McCain, however, is doing the opposite, hyping the threat the U.S. Back in June he said: “We are now facing an existential threat to the security of the United States of America.” Last week he said: “it is a threat to the United States of America if they are able to establish this caliphate.”

A September CNN public opinion poll suggests that Americans agree with McCain about the threat, while siding with Obama on the limits of the U.S. response. Ninety percent say ISIS represents a threat to the U.S., with 45 percent calling the threat “serious,” 22 percent saying it is “fairly serious” and 23 percent saying it is “somewhat serious.” (Two years after 9/11, in 2003, 49 percent considered Al Qaeda a “serious” threat to the U.S.) Seventy-one percent believe ISIS terrorists are already in the U.S. But at the same time, by a 61-38 margin, Americans oppose using American ground forces to defeat ISIS.

ISIS has succeeded in making Americans think that Iraq matters again, and that U.S. interests require its defeat, but it has not yet convinced them that it is worth Americans doing the fighting and dying. That's Obama's dilemma. If air power is not enough, does he take the chance that Iraq (or Syria) falls to ISIS, or does he break his promise?
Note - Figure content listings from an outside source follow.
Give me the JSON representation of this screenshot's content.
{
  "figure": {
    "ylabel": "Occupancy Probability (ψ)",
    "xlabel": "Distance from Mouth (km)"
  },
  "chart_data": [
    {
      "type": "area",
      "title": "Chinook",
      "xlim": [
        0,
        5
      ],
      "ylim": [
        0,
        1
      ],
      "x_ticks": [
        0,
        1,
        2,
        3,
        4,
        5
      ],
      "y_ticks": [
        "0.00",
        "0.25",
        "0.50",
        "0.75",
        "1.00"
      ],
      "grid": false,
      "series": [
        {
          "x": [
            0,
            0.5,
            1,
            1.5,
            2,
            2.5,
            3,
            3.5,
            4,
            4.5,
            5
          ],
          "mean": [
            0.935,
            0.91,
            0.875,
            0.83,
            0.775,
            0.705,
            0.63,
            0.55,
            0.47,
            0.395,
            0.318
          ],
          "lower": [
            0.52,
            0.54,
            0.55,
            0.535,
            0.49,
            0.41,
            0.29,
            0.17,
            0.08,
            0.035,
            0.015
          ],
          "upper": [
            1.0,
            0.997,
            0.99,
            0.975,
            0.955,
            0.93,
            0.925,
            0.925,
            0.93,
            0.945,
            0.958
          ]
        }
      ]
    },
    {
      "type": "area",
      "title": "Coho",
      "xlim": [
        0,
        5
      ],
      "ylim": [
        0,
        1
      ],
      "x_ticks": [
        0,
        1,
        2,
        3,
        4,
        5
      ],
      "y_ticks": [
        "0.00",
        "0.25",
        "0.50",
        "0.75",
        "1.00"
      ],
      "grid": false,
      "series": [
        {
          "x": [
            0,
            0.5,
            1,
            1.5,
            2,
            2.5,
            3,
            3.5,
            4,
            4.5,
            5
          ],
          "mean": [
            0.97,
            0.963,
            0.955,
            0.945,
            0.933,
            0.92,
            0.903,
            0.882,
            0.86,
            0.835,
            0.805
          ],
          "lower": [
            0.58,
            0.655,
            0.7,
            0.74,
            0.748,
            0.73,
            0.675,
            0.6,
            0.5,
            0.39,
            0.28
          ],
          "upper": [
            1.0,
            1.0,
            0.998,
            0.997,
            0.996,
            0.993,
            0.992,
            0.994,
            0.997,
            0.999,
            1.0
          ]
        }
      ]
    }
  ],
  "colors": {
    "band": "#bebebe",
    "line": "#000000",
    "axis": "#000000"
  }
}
In the spring of 1975, Congressional and public opinion meant that President Ford had little choice but to watch as the North Vietnamese Army rolled into Saigon. Nearly 40 years later, President Obama faces a far more difficult task: prevent the collapse of the Iraqi government (and, increasingly, the Syrian opposition) without fully reviving a war he spent years trying to end—all in the face of an opposition that is intent on proving that the Iraq war it supported was won until the president lost it.

Whether Obama will be able to keep his promise not to send American ground forces back to Iraq is very much an open question. Having taken the first step to save Iraq by applying American air power—what Nixon, Kissinger and Ford could not do in Vietnam—it may be increasingly hard to resist subsequent steps if air power proves to be not enough.